Careers

Job Summary:

Under the guidance of Internal Audit Management and senior staff, the Information Technology (“IT”) Auditor III supports Internal Audit’s goals by taking part in evaluating the adequacy and effectiveness of the University’s IT operations and controls, and compliance with related policy, standards, regulation.  Assignments will include, but not be limited to, conducting information technology audits, consultative and ad-hoc projects. 

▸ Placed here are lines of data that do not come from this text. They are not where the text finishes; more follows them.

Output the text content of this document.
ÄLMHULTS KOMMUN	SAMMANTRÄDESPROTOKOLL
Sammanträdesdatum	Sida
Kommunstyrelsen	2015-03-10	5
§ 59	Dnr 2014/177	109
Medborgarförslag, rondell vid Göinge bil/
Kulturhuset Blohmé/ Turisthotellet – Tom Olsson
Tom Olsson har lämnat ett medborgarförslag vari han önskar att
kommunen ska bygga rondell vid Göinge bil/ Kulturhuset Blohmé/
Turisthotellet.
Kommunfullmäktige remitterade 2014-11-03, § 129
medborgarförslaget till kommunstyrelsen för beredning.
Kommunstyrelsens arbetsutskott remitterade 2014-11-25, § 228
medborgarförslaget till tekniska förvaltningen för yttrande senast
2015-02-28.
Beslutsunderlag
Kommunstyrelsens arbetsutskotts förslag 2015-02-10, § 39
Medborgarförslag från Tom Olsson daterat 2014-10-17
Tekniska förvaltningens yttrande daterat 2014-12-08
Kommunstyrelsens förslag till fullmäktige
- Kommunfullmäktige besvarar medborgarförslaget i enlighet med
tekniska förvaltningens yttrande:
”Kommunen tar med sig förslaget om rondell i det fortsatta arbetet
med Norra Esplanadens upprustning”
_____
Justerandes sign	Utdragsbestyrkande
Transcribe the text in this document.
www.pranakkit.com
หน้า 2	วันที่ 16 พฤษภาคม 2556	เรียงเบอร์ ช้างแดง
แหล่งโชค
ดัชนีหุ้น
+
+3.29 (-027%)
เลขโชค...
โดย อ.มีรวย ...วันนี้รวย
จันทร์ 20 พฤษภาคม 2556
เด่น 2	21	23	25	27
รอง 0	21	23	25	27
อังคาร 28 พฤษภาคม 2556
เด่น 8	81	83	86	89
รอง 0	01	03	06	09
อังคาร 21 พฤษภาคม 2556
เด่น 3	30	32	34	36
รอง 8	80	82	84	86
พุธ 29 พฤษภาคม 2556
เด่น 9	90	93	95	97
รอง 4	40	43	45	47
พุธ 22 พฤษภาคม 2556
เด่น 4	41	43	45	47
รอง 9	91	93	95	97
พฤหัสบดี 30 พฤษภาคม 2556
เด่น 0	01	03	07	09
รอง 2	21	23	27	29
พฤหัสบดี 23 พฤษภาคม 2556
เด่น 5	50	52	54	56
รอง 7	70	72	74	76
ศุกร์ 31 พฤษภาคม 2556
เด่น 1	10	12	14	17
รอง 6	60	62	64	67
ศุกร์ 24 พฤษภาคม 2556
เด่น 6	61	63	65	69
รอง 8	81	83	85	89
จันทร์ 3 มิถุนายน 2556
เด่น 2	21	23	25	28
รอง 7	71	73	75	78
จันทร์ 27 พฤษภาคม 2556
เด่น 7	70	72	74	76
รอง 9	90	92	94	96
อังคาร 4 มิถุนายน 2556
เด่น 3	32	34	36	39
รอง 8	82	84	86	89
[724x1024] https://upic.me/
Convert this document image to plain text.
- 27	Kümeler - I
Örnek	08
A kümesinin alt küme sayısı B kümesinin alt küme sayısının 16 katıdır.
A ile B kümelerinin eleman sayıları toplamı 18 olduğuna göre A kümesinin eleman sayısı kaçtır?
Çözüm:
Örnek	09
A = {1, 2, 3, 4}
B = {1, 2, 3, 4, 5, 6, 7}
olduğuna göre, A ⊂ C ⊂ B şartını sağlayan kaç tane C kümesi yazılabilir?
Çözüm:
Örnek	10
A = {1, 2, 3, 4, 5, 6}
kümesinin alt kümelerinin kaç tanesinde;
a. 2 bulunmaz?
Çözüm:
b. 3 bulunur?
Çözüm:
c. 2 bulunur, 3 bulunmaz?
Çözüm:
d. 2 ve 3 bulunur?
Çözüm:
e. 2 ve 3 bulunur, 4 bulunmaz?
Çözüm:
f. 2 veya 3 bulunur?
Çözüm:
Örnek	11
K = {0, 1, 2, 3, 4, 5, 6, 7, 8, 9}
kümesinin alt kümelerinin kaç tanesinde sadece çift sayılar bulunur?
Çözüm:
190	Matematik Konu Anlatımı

The IT Auditor III will be responsible for performing more complex audits and other projects in accordance with policies established by the University Board of Trustees, The Institute of Internal Auditors’ Standards for the Professional Practice of Internal Auditing and Code of Ethics (“Standards”), Information Systems Audit and Control Association (“ISACA”) guidance, Internal Audit Policies and Procedures, and applicable regulations. 

Essential Functions:

• With guidance from management or senior staff, develop audit plans, including audit programs, testing and reporting
• Independently perform audit procedures, including interviews with University personnel, tests of internal controls and compliance with applicable regulations, policies and procedures
• Analyze processes and audit evidence and evaluate adequacy of controls
• Identify deviations from regulations, policy and procedures
• Follow-up on test exceptions to determine validity
• Organize workpapers to support conclusions
• Effectively communicate observations and conclusions to Internal Audit management and auditee
• Help senior staff draft audit observations and recommendations for audit reports and memos
• Interact with administrators, faculty, and staff, and with external audit firms and agencies, as needed
• Consult with and advise administrators, faculty, and staff related to IT
• Follow-up on management’s action plans
• Keep abreast of institution policies and procedures, current developments in IT and auditing, as applicable
• Efficiently execute research
• Provide guidance to junior staff
• Think critically and exercise professional skepticism, judgment and discretion
• Effectively learn the business of higher education via on the job training
• Manage time to efficiently work on, meet milestones and complete assignments within budgeted time

Other Functions:

Perform special assignments and other duties as assigned.

Minimum Qualifications (Knowledge, Skills, Abilities, Education, Experience):

• Three or more years of audit experience that includes at least one year of IT audit experience or other relevant IT experience
• Bachelor’s degree in MIS/computer science, business administration or related discipline
• Pursuing CISA, CIA or other relevant audit or IT certification
• Have a working knowledge of the Standards and relevant IT standards, e.g., NIST and ISACA’s COBIT Framework
• Practically apply auditing methods, concepts and tools
• One year or more of experience documenting audit observations, risks and recommendations for audit reports
• Ability to understand new and complex technology and assess IT controls
• Strong analytical skills and inquisitive
• Proficient in computer software such as Microsoft Office Suite, including Word and Excel.
• Excellent interpersonal and communication skills, both verbal and written

Preferred Qualifications (Knowledge, Skills, Abilities, Education, Experience):

• Two or more years of IT audit experience
• Attained CISA, CIA or other relevant audit or IT certification
• Experience with NIST, CIS, SANS and ISO IT control frameworks
• Experience with electronic audit workpaper technology
• PeopleSoft experience
• ACL, SQL or other data mining experience
• Background in an academic, public institution environment

Working Conditions:

• Typical office environment
• May require occasional in-state travel to all UMass campuses, the Boston central office and other University locations
• May require periodic extended hours, nights and weekends, as necessary

Additional Details:

Salary commensurate with experience up to $90,000.00.